Competitive deals can make your quarter
Competitive deals can make your quarter if you’re a merger arbitrage professional. If you get two companies bidding against each other, a 1% gross spread can easily become a 10% gross spread by the time everything is said and done. We saw that happen in the Salix Pharmaceuticals deal.
Could a competitor break up the SanDisk-Western Digital merger?
We don’t know if SanDisk (SNDK) ran a process to sell the company. Companies typically refer to the sale process as “examining strategic alternatives.” Usually you don’t get any definitive answers until the preliminary proxy statement comes out. As part of the preliminary proxy statement, there’s always a section regarding the background to the merger. That’s where you find out if the seller ran a process. If the seller did run a process, then it is unlikely another buyer will emerge. Note that since this deal appears to have some antitrust issues, a potential buyer may prefer to wait and see how the regulatory process plays out before making a move.

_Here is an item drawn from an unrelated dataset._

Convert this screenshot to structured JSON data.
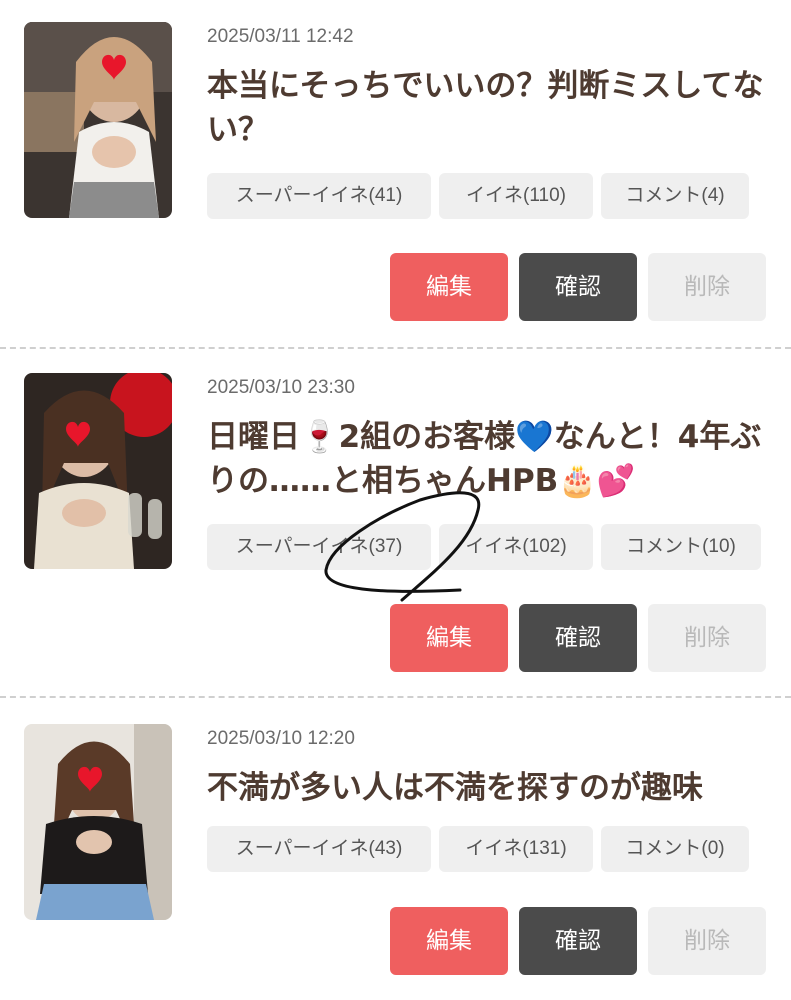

Arbitrageurs often compare the price the acquirer is paying to the prices of other deals in the same industry. This is always more art than science, since no two companies are alike and interest rate environments change.
Comparative transactions in the technology sector should be treated with caution. Tech companies can command massive multiples when their technology is emerging and then low multiples when their technology is mature. For this reason, it is best to take deal multiples with a grain of salt. That said, here are some recent deals in the semiconductor space:
- PMC Sierra-Microsemi
- KLA-Tencor-Lam Research
- Broadcom-Avago Technologies
- Freescale Semiconductor-NXP Semiconductors
In this transaction, Western Digital is paying about 2.6x trailing-12-month revenues and 10.6x trailing-12-month EBITDA (earnings before interest, tax, depreciation, and amortization). These multiples are below the averages in the other transactions, which work out to be about 4.4x revenues and 23x EBITDA. Since every company is different and in a different phase in the technology cycle, it’s difficult to draw many conclusions. However, we can see that (a) WDC is not overpaying and (b) SNDK was trading a lot higher earlier in the year.